Dans le cadre de cette affaire, le tribunal qui poursuit les prévenus pour «détournement de deniers publics, financement occulte de parti politique et blanchiment de capitaux», a, dès l'entame de l'audience à 9 heures, donné la parole aux différentes parties. Il s'agit entre autres des prévenus, du procureur du Faso, des avocats du Réseau national de lutte anti-corruption (REN-LAC) constitué partie civile dans ce dossier, des avocats de l'ancien DAF et de ceux de M. Dabilgou. A la question du parquet de connaitre les modes de financement du NTD, Vincent Dabilgou, le président du parti, a indiqué à la barre que sa formation politique fonctionne sur la base des cotisations spéciales des militants et du soutien de ses alliés comme l'Alliance des partis et formations politiques de la majorité présidentielle (APMP).

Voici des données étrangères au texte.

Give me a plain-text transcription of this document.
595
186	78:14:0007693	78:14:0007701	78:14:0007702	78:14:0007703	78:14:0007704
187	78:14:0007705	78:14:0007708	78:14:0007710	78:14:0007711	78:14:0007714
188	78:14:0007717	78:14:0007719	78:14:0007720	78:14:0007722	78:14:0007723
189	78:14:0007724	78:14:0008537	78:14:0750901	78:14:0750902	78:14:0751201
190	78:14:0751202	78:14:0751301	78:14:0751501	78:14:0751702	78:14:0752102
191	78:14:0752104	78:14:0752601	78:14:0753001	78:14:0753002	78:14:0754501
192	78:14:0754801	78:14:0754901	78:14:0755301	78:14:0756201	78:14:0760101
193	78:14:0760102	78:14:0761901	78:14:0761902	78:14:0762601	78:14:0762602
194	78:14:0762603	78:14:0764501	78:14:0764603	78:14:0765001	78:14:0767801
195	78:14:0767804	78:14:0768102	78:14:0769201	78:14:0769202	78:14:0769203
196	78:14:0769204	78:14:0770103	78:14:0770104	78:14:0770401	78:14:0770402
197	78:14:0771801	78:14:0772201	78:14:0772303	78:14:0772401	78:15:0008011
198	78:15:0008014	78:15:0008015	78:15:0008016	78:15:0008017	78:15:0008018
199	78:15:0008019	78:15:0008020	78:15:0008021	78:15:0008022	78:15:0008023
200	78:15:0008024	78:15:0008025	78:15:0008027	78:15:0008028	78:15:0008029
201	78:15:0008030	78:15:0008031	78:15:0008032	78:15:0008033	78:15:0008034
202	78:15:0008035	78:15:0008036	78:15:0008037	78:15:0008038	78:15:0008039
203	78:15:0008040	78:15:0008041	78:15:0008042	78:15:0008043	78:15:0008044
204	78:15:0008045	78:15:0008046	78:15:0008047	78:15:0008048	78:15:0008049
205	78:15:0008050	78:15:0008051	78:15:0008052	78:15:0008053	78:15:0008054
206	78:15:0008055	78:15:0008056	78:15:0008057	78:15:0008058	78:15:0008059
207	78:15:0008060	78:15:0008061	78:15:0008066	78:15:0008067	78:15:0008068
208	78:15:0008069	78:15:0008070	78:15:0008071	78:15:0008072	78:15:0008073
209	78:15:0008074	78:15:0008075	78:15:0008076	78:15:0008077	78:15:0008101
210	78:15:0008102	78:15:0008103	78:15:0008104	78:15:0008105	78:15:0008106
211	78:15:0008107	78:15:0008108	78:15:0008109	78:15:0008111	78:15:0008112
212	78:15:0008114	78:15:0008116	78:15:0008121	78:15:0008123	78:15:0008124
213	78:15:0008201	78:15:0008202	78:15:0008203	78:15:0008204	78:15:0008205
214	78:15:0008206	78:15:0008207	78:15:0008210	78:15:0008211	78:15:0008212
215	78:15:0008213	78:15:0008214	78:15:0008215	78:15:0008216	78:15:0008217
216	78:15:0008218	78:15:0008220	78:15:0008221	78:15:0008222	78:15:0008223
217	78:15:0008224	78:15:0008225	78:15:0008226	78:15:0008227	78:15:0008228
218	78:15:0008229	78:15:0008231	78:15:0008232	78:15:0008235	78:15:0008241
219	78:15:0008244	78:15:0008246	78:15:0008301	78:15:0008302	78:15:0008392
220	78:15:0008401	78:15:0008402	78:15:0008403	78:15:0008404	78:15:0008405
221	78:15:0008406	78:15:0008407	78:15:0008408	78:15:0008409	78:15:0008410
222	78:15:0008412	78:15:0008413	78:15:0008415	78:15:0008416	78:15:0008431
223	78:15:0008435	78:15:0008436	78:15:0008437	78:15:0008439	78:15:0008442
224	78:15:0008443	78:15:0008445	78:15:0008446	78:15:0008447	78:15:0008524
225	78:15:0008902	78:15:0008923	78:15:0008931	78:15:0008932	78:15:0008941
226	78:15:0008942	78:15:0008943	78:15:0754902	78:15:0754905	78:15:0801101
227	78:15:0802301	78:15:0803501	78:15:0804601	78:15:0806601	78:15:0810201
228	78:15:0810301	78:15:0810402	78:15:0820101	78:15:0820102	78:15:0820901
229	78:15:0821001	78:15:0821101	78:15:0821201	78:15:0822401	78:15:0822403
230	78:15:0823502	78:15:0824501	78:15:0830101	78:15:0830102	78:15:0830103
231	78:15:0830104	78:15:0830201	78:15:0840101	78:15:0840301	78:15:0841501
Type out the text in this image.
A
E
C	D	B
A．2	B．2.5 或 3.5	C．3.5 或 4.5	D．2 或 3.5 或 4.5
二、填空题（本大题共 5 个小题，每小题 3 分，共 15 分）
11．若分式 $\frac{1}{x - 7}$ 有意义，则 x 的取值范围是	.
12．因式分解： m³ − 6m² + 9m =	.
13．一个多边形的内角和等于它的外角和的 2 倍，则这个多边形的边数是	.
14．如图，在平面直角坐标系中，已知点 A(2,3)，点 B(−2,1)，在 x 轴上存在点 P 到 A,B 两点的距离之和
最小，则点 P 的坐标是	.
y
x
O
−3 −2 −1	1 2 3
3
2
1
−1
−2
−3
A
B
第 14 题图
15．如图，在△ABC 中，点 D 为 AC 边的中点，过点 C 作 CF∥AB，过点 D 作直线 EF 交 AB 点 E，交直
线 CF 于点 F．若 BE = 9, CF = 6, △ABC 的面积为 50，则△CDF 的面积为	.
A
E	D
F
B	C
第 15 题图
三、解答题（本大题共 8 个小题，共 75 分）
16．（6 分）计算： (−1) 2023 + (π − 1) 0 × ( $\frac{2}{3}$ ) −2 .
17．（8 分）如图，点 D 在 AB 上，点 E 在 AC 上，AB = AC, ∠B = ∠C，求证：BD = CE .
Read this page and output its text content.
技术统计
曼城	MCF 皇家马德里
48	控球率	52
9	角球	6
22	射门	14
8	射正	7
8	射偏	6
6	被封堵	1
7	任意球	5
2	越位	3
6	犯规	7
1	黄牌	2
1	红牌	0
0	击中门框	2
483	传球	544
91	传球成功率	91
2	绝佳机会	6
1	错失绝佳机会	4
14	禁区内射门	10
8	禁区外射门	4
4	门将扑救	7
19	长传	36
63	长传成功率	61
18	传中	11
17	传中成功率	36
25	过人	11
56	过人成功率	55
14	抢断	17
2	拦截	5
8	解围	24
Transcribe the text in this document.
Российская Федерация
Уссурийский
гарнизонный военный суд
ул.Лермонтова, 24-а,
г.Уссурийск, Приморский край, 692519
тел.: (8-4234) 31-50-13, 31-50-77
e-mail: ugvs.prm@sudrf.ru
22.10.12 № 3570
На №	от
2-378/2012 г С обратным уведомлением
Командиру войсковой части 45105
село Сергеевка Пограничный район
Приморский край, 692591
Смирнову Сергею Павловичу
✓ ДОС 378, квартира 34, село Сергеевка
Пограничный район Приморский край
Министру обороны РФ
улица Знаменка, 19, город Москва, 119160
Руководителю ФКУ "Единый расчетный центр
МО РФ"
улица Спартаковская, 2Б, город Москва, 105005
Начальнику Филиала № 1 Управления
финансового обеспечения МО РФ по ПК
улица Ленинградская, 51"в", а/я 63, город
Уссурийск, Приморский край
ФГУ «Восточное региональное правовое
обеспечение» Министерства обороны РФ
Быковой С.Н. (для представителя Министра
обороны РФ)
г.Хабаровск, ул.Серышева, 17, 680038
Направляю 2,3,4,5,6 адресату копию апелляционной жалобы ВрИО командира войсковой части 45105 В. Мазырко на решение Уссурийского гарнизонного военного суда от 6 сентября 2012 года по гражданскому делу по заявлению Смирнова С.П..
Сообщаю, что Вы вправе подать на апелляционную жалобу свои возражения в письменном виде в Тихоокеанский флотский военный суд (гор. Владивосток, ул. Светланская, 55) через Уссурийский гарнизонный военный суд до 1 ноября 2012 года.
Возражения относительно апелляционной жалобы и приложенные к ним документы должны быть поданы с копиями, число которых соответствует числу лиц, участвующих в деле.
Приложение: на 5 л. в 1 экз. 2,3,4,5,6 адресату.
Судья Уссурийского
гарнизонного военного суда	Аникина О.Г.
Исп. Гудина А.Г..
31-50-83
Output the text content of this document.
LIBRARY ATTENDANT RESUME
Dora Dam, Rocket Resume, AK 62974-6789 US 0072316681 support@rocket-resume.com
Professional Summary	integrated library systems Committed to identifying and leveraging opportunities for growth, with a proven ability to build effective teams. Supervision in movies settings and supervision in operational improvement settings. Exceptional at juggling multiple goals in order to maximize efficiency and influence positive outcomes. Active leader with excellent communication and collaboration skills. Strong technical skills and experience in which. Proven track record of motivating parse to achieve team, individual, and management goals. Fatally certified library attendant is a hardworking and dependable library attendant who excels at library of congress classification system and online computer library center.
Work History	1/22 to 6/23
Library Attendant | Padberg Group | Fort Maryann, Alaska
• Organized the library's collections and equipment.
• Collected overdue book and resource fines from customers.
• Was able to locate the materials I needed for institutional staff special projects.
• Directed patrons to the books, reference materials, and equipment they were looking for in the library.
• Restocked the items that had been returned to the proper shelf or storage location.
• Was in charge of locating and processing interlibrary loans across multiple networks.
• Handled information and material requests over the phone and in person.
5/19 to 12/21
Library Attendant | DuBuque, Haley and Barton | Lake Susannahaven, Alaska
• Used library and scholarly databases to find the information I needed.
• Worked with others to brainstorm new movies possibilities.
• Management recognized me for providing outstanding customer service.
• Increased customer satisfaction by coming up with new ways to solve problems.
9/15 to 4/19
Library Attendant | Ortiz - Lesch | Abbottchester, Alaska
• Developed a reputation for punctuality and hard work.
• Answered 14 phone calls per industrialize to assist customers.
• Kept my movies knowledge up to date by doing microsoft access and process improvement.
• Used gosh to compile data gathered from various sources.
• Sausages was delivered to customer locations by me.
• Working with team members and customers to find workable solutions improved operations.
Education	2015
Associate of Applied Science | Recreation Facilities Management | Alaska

A ce titre, le prévenu a confié que dans le cadre des élections de 2020, le NTD a reçu 80 millions F CFA de l'APMP. Il a précisé que cette somme lui a été remise directement en qualité de président du NTD par le coordonnateur de l'alliance. Mais pourquoi le trésorier du parti n'a pas vu la couleur de cet argent ? a voulu comprendre le ministère public. En réponse, le président du NTD fera savoir que ce montant n'entre pas dans les comptes du parti.
« J'ai distribué l'argent reçu aux candidats du parti en course pour les législatives selon une clé de répartition bien définie. Nous étions en campagne dans toutes les provinces, excepté le Ganzourgou. Nous sommes arrivés en 3e position avec 13 députés au soir des élections » a-t-il expliqué. Concernant le bilan financier demandé par le parquet en fin de campagne, M. Dabilgou a signifié qu'un bilan global n'a pu être fait.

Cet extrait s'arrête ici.